One of the reasons I love reading so passionately is that I firmly believe that books can permanently change your outlook on life. Recently, I've been thinking about the books that had the most impact on me, and I've realized I read most of them between the ages of 9 and 14. I've forgotten many of the books I've read within the past year, but I still think often about things I learned from Anne of Green Gables, the Little House on the Prairie series, or short stories that I read and re-read from the seventh grade English textbook my mom taught from. I admit I remember very little of what I read in my English classes during that time period, except some of the historical novels, like The Endless Steppe and The Trumpeter of Krakow, which expanded my view of world history. (I could make a point here about why it's so much more important to let students read freely instead of forcing their attention to required reading and state test exam questions. That, however, is a post for another day- maybe a day when my students aren't in the midst of yet another exam. Wait, when will that day come?)
One book that has stuck with me for twenty years or more is Cheaper by the Dozen by Frank, Jr. and Ernestine Gilbreth. For those of you unfamiliar with the story, it's a true account of the authors' parents, Frank and Lillian Gilbreth, who raised a dozen children in the 1910s and 1920s, and ran a business in which they taught companies how to run their factories and businesses with extreme efficiency. The book is full of anecdotes about how these bright and creative parents managed their large brood with the same efficiency and assembly-line mentality as their business models, and yet still made room for fun, education, and special time with each child.

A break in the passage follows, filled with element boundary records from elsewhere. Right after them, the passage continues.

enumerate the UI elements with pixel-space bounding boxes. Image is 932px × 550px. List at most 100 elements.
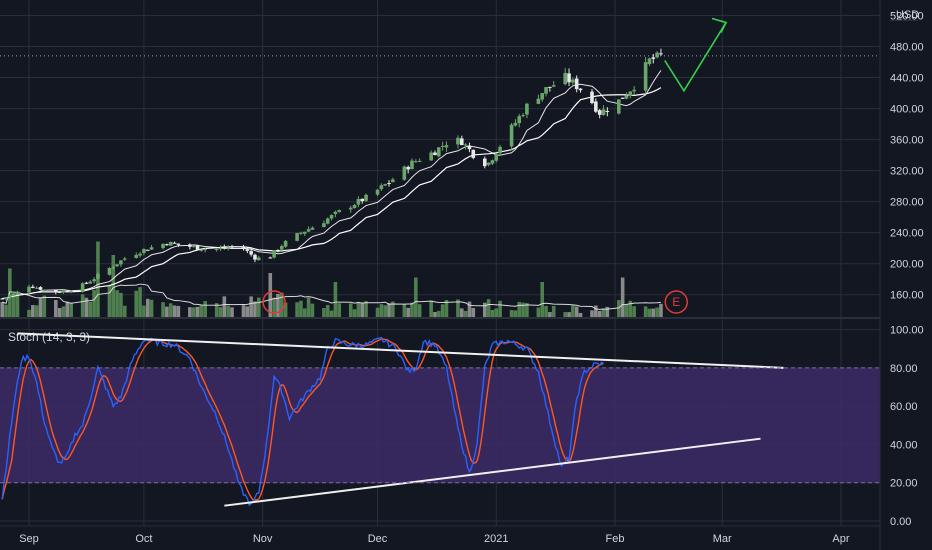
time-tick-label-0: Sep — [19, 533, 39, 545]
volume-bar-110 — [590, 310, 594, 318]
volume-bar-37 — [195, 306, 200, 318]
earnings-circle[interactable] — [664, 290, 689, 314]
price-tick-label-4: 320.00 — [890, 166, 924, 178]
candle-body-1 — [4, 297, 8, 299]
volume-bar-121 — [647, 308, 652, 318]
candle-body-108 — [574, 78, 579, 90]
earnings-circle-past[interactable] — [262, 290, 286, 314]
volume-bar-63 — [333, 282, 338, 318]
candle-body-40 — [214, 249, 219, 251]
candle-body-62 — [329, 215, 334, 219]
candle-body-116 — [620, 97, 625, 99]
volume-bar-101 — [540, 282, 545, 318]
candle-body-83 — [440, 145, 445, 147]
candle-body-48 — [253, 254, 257, 260]
volume-bar-3 — [11, 293, 16, 318]
volume-bar-21 — [111, 255, 116, 318]
volume-bar-28 — [145, 298, 150, 318]
volume-bar-4 — [15, 293, 20, 318]
candle-body-103 — [548, 86, 552, 88]
candle-body-94 — [498, 146, 502, 154]
candlesticks — [0, 48, 663, 301]
price-tick-label-6: 400.00 — [890, 104, 924, 116]
volume-bar-23 — [119, 292, 123, 318]
candle-body-16 — [84, 282, 89, 284]
volume-bar-38 — [199, 304, 204, 318]
volume-bar-71 — [379, 304, 384, 318]
volume-bar-48 — [253, 301, 257, 318]
candle-body-10 — [54, 289, 58, 293]
candle-body-53 — [279, 246, 284, 250]
candle-body-5 — [27, 286, 31, 293]
volume-bar-24 — [122, 305, 127, 318]
candle-body-42 — [222, 246, 227, 249]
volume-bar-108 — [574, 306, 579, 318]
candle-body-105 — [563, 72, 567, 85]
volume-bar-97 — [517, 301, 522, 318]
volume-bar-39 — [203, 301, 207, 318]
candle-body-110 — [590, 91, 594, 104]
candle-body-99 — [525, 103, 529, 115]
volume-bar-116 — [620, 277, 625, 318]
volume-bar-81 — [433, 312, 437, 318]
candle-body-86 — [459, 138, 464, 146]
earnings-letter[interactable]: E — [672, 295, 680, 309]
price-tick-label-2: 240.00 — [890, 228, 924, 240]
candle-body-100 — [536, 98, 541, 104]
volume-bar-95 — [509, 310, 514, 318]
volume-bar-10 — [54, 299, 58, 318]
candle-body-88 — [467, 145, 472, 150]
volume-bar-118 — [628, 300, 633, 318]
time-tick-label-6: Mar — [713, 533, 732, 545]
volume-bar-85 — [456, 299, 460, 318]
volume-bar-122 — [651, 308, 656, 318]
candle-body-123 — [655, 52, 659, 58]
price-axis[interactable]: 160.00 200.00 240.00 280.00 320.00 360.00 400.… — [890, 11, 924, 302]
volume-bar-32 — [168, 303, 173, 318]
volume-bar-22 — [115, 290, 119, 318]
candle-body-41 — [218, 247, 223, 250]
candle-body-37 — [195, 245, 200, 250]
candle-body-8 — [38, 287, 43, 290]
candle-body-9 — [42, 289, 47, 291]
volume-bar-86 — [459, 308, 464, 318]
volume-bar-26 — [138, 287, 142, 318]
price-tick-label-8: 480.00 — [890, 42, 924, 54]
volume-bar-11 — [57, 308, 62, 318]
candle-body-61 — [325, 218, 330, 224]
price-tick-label-1: 200.00 — [890, 259, 924, 271]
volume-bar-16 — [84, 297, 89, 318]
price-tick-label-5: 360.00 — [890, 135, 924, 147]
earnings-marker-2[interactable] — [262, 290, 286, 314]
candle-body-47 — [249, 251, 253, 255]
earnings-marker[interactable]: E — [664, 290, 689, 314]
candle-body-112 — [597, 110, 602, 115]
candle-body-68 — [360, 198, 365, 202]
candle-body-106 — [567, 73, 571, 83]
volume-bar-18 — [92, 289, 96, 318]
candle-body-65 — [348, 207, 353, 210]
price-tick-label-3: 280.00 — [890, 197, 924, 209]
trendlines[interactable] — [17, 332, 784, 507]
volume-bar-5 — [27, 309, 31, 318]
volume-bar-87 — [463, 310, 468, 318]
volume-bar-13 — [65, 301, 70, 318]
volume-bar-80 — [429, 300, 433, 318]
volume-bar-124 — [659, 303, 663, 318]
candle-body-43 — [226, 247, 230, 249]
time-tick-label-3: Dec — [368, 533, 388, 545]
volume-bar-109 — [578, 312, 583, 318]
time-axis[interactable]: Sep Oct Nov Dec 2021 Feb Mar Apr — [19, 533, 850, 545]
volume-bar-75 — [402, 304, 407, 318]
stoch-axis[interactable]: 0.00 20.00 40.00 60.00 80.00 100.00 — [890, 325, 924, 528]
candle-body-31 — [165, 244, 169, 246]
volume-bar-119 — [632, 306, 636, 318]
currency-label: USD — [896, 9, 919, 21]
candle-body-12 — [61, 290, 66, 293]
candle-body-63 — [333, 211, 338, 215]
volume-bar-56 — [299, 300, 303, 318]
candle-body-6 — [31, 286, 35, 288]
sma-slow — [2, 87, 662, 300]
trendline-lower — [224, 437, 761, 507]
volume-bar-92 — [490, 310, 495, 318]
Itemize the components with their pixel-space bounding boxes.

My ten-year-old (or possibly younger) brain absorbed many things from this book. I learned that it's possible to be a strict parent, but also know when to break the rules; that all children, even siblings, are incredibly unique individuals; that "efficiency" means doing a job with as little wasted time and motion as possible; that finding the most efficient way to work means more time for happier pursuits; and that every moment is an opportunity for education. Maybe I'm thinking about these lessons so much recently because they're more useful to me now that I'm about to become a parent than they were when I was a kid myself. But I wonder if the lessons are more ingrained, more a part of myself, than they would be if I had read the book this year instead of when I was ten. I think they are. Because of this book's impact, I've spent twenty years thinking about efficiency, seizing educational opportunities, and creative parenting- way more time than I've spent pondering actually being a parent myself. And so I conclude that the books we read as children have much more impact on our worldview than the books we read now.
I hope my son will be a reader. I'll do everything in my power to encourage it, because the gifts that books have brought me have been immeasurable, and the ways they molded my thinking and made me question the world have been invaluable.